In the example in Chart 6-1, the square root of the maximum thrust, divided by the maximum system pressure, divided by 0.7854 gives a minimum cylinder bore of 5.641 in. Obviously, a standard 6-in. bore cylinder should suit this system.

To figure pump capacity, take the cylinder piston area in square inches, times the cylinder stroke in inches, times 60 seconds, divided by the cycle time in seconds, times 231 cubic inches per gallon. This indicates a minimum pump flow of 61.7 gpm. A 65-gpm pump is the closest standard flow available. Never undersize the pump because this formula figures the cylinder is going at maximum speed the whole stroke. In the real world, the cylinder must accelerate and decelerate for smooth operation, so travel speed after acceleration and before deceleration should actually be higher than this formula indicates.

Figure horsepower by multiplying flow in gpm by pressure in psi by a constant of 0.000583. This comes out to 75.79 hp . . . and is close to a standard 75-hp motor.

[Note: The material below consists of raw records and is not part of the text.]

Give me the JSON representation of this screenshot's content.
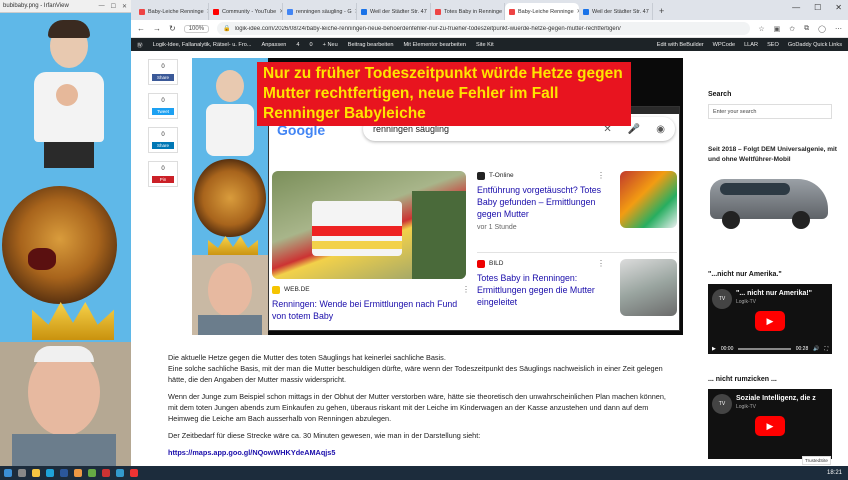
{
  "irfan": {
    "title": "bubibaby.png - IrfanView"
  },
  "tabs": [
    {
      "label": "Baby-Leiche Renninge",
      "color": "#e44"
    },
    {
      "label": "Community - YouTube",
      "color": "#f00"
    },
    {
      "label": "renningen säugling - G",
      "color": "#4285f4"
    },
    {
      "label": "Weil der Städter Str. 47",
      "color": "#1a73e8"
    },
    {
      "label": "Totes Baby in Renninge",
      "color": "#e44"
    },
    {
      "label": "Baby-Leiche Renninge",
      "color": "#e44"
    },
    {
      "label": "Weil der Städter Str. 47",
      "color": "#1a73e8"
    }
  ],
  "nav": {
    "zoom": "100%",
    "url": "logik-idee.com/2026/08/24/baby-leiche-renningen-neue-behoerdenfehler-nur-zu-frueher-todeszeitpunkt-wuerde-hetze-gegen-mutter-rechtfertigen/"
  },
  "wpbar": {
    "items": [
      "Logik-Idee, Fallanalytik, Rätsel- u. Fro...",
      "4",
      "0",
      "+ Neu",
      "Beitrag bearbeiten",
      "Mit Elementor bearbeiten",
      "Site Kit"
    ],
    "right": [
      "Edit with BeBuilder",
      "WPCode",
      "LLAR",
      "SEO",
      "GoDaddy Quick Links"
    ]
  },
  "share": [
    {
      "count": "0",
      "label": "Share",
      "color": "#3b5998"
    },
    {
      "count": "0",
      "label": "Tweet",
      "color": "#1da1f2"
    },
    {
      "count": "0",
      "label": "Share",
      "color": "#0077b5"
    },
    {
      "count": "0",
      "label": "Pin",
      "color": "#cb2027"
    }
  ],
  "hero": {
    "headline": "Nur zu früher Todeszeitpunkt würde Hetze gegen Mutter rechtfertigen, neue Fehler im Fall Renninger Babyleiche",
    "snap_title": "Ashampoo_Snap_2026.08.24_17h45m13s_002_.png",
    "google_logo": "Google",
    "search_query": "renningen säugling",
    "news": [
      {
        "source": "WEB.DE",
        "title": "Renningen: Wende bei Ermittlungen nach Fund von totem Baby",
        "time": "",
        "logo_color": "#f5c400"
      },
      {
        "source": "T-Online",
        "title": "Entführung vorgetäuscht? Totes Baby gefunden – Ermittlungen gegen Mutter",
        "time": "vor 1 Stunde",
        "logo_color": "#222"
      },
      {
        "source": "BILD",
        "title": "Totes Baby in Renningen: Ermittlungen gegen die Mutter eingeleitet",
        "time": "",
        "logo_color": "#e00"
      }
    ]
  },
  "article": {
    "p1": "Die aktuelle Hetze gegen die Mutter des toten Säuglings hat keinerlei sachliche Basis.",
    "p2": "Eine solche sachliche Basis, mit der man die Mutter beschuldigen dürfte, wäre wenn der Todeszeitpunkt des Säuglings nachweislich in einer Zeit gelegen hätte, die den Angaben der Mutter massiv widerspricht.",
    "p3": "Wenn der Junge zum Beispiel schon mittags in der Obhut der Mutter verstorben wäre, hätte sie theoretisch den unwahrscheinlichen Plan machen können, mit dem toten Jungen abends zum Einkaufen zu gehen, überaus riskant mit der Leiche im Kinderwagen an der Kasse anzustehen und dann auf dem Heimweg die Leiche am Bach ausserhalb von Renningen abzulegen.",
    "p4": "Der Zeitbedarf für diese Strecke wäre ca. 30 Minuten gewesen, wie man in der Darstellung sieht:",
    "link": "https://maps.app.goo.gl/NQowWHKYdeAMAqjs5"
  },
  "sidebar": {
    "search_title": "Search",
    "search_placeholder": "Enter your search",
    "since_text": "Seit 2018 – Folgt DEM Universalgenie, mit und ohne Weltführer-Mobil",
    "video1_title": "\"...nicht nur Amerika.\"",
    "video1_label": "\"... nicht nur Amerika!\"",
    "video1_channel": "Logik-TV",
    "video1_time1": "00:00",
    "video1_time2": "00:28",
    "video2_title": "... nicht rumzicken ...",
    "video2_label": "Soziale Intelligenz, die z",
    "video2_channel": "Logik-TV"
  },
  "taskbar": {
    "clock": "18:21",
    "trusted": "TrustedSite"
  }
}
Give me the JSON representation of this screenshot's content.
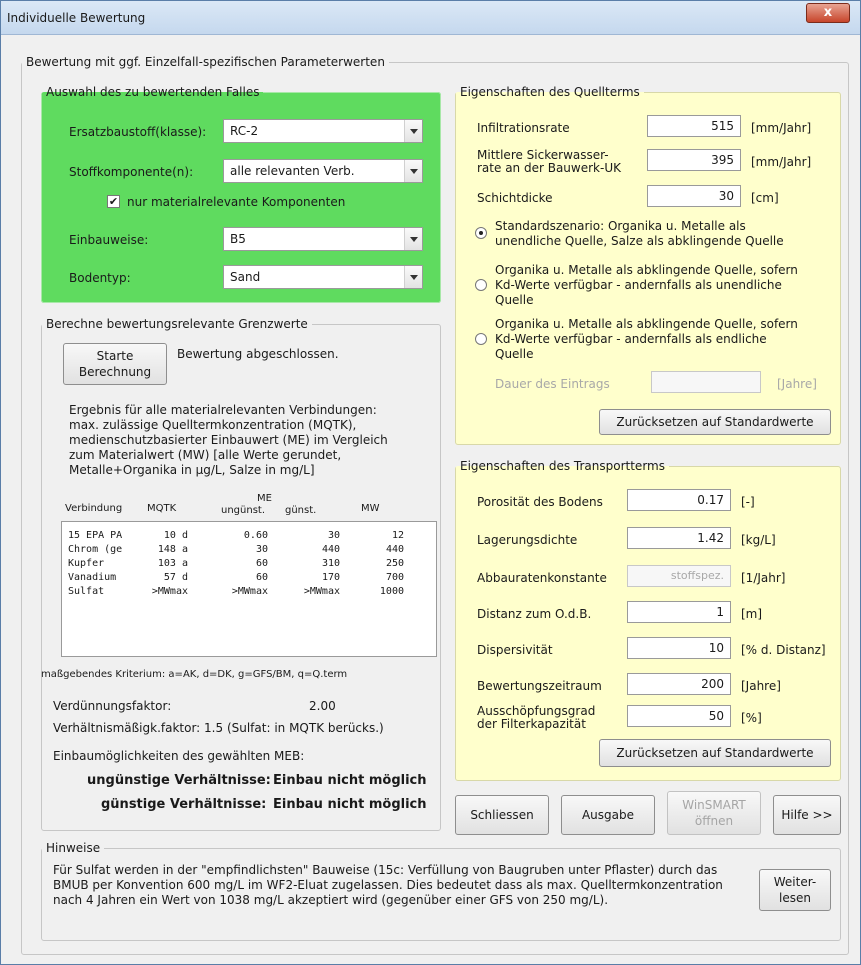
{
  "window": {
    "title": "Individuelle Bewertung",
    "close": "x"
  },
  "main_group": {
    "legend": "Bewertung mit ggf. Einzelfall-spezifischen Parameterwerten"
  },
  "case": {
    "legend": "Auswahl des zu bewertenden Falles",
    "material_label": "Ersatzbaustoff(klasse):",
    "material_value": "RC-2",
    "component_label": "Stoffkomponente(n):",
    "component_value": "alle relevanten Verb.",
    "only_relevant_label": "nur materialrelevante Komponenten",
    "only_relevant_checked": true,
    "install_label": "Einbauweise:",
    "install_value": "B5",
    "soil_label": "Bodentyp:",
    "soil_value": "Sand"
  },
  "calc": {
    "legend": "Berechne bewertungsrelevante Grenzwerte",
    "start_button": "Starte\nBerechnung",
    "status": "Bewertung abgeschlossen.",
    "result_text": [
      "Ergebnis für alle materialrelevanten Verbindungen:",
      "max. zulässige Quelltermkonzentration (MQTK),",
      "medienschutzbasierter Einbauwert (ME) im Vergleich",
      "zum Materialwert (MW) [alle Werte gerundet,",
      "Metalle+Organika in µg/L, Salze in mg/L]"
    ],
    "table_headers": {
      "verbindung": "Verbindung",
      "mqtk": "MQTK",
      "me": "ME",
      "ungunst": "ungünst.",
      "gunst": "günst.",
      "mw": "MW"
    },
    "rows": [
      {
        "name": "15 EPA PA",
        "mqtk": "10 d",
        "ungunst": "0.60",
        "gunst": "30",
        "mw": "12"
      },
      {
        "name": "Chrom (ge",
        "mqtk": "148 a",
        "ungunst": "30",
        "gunst": "440",
        "mw": "440"
      },
      {
        "name": "Kupfer",
        "mqtk": "103 a",
        "ungunst": "60",
        "gunst": "310",
        "mw": "250"
      },
      {
        "name": "Vanadium",
        "mqtk": "57 d",
        "ungunst": "60",
        "gunst": "170",
        "mw": "700"
      },
      {
        "name": "Sulfat",
        "mqtk": ">MWmax",
        "ungunst": ">MWmax",
        "gunst": ">MWmax",
        "mw": "1000"
      }
    ],
    "criterion": "maßgebendes Kriterium: a=AK, d=DK, g=GFS/BM, q=Q.term",
    "dilution_label": "Verdünnungsfaktor:",
    "dilution_value": "2.00",
    "proportionality": "Verhältnismäßigk.faktor: 1.5 (Sulfat: in MQTK berücks.)",
    "options_label": "Einbaumöglichkeiten des gewählten MEB:",
    "unfavorable_label": "ungünstige Verhältnisse:",
    "unfavorable_value": "Einbau nicht möglich",
    "favorable_label": "günstige Verhältnisse:",
    "favorable_value": "Einbau nicht möglich"
  },
  "source": {
    "legend": "Eigenschaften des Quellterms",
    "infiltration_label": "Infiltrationsrate",
    "infiltration_value": "515",
    "infiltration_unit": "[mm/Jahr]",
    "seepage_label": "Mittlere Sickerwasser-\nrate an der Bauwerk-UK",
    "seepage_value": "395",
    "seepage_unit": "[mm/Jahr]",
    "thickness_label": "Schichtdicke",
    "thickness_value": "30",
    "thickness_unit": "[cm]",
    "radio1": "Standardszenario: Organika u. Metalle als\nunendliche Quelle, Salze als abklingende Quelle",
    "radio2": "Organika u. Metalle als abklingende Quelle, sofern\nKd-Werte verfügbar - andernfalls als unendliche\nQuelle",
    "radio3": "Organika u. Metalle als abklingende Quelle, sofern\nKd-Werte verfügbar - andernfalls als endliche\nQuelle",
    "duration_label": "Dauer des Eintrags",
    "duration_unit": "[Jahre]",
    "reset_button": "Zurücksetzen auf Standardwerte"
  },
  "transport": {
    "legend": "Eigenschaften des Transportterms",
    "porosity_label": "Porosität des Bodens",
    "porosity_value": "0.17",
    "porosity_unit": "[-]",
    "density_label": "Lagerungsdichte",
    "density_value": "1.42",
    "density_unit": "[kg/L]",
    "decay_label": "Abbauratenkonstante",
    "decay_value": "stoffspez.",
    "decay_unit": "[1/Jahr]",
    "distance_label": "Distanz zum O.d.B.",
    "distance_value": "1",
    "distance_unit": "[m]",
    "dispersivity_label": "Dispersivität",
    "dispersivity_value": "10",
    "dispersivity_unit": "[% d. Distanz]",
    "period_label": "Bewertungszeitraum",
    "period_value": "200",
    "period_unit": "[Jahre]",
    "exhaustion_label": "Ausschöpfungsgrad\nder Filterkapazität",
    "exhaustion_value": "50",
    "exhaustion_unit": "[%]",
    "reset_button": "Zurücksetzen auf Standardwerte"
  },
  "actions": {
    "close": "Schliessen",
    "output": "Ausgabe",
    "winsmart": "WinSMART\nöffnen",
    "help": "Hilfe >>"
  },
  "notes": {
    "legend": "Hinweise",
    "text": "Für Sulfat werden in der \"empfindlichsten\" Bauweise (15c: Verfüllung von Baugruben unter Pflaster) durch das BMUB per Konvention 600 mg/L im WF2-Eluat zugelassen. Dies bedeutet dass als max. Quelltermkonzentration nach 4 Jahren ein Wert von 1038 mg/L akzeptiert wird (gegenüber einer GFS von 250 mg/L).",
    "more_button": "Weiter-\nlesen"
  },
  "colors": {
    "green_panel": "#5fdb5f",
    "yellow_panel": "#ffffcc"
  }
}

This should provide sufficient horsepower because the system pressure does not have to go to 2000 psi with the cylinder size used.

The tank size should be at least two to three times pump flow. For the example, 3 X 63 equals 195 gallons. A 200-gal tank should be satisfactory. When using single-acting cylinders or unusually large piston rods, size the tank for enough oil to satisfy cylinder volume without starving the pump.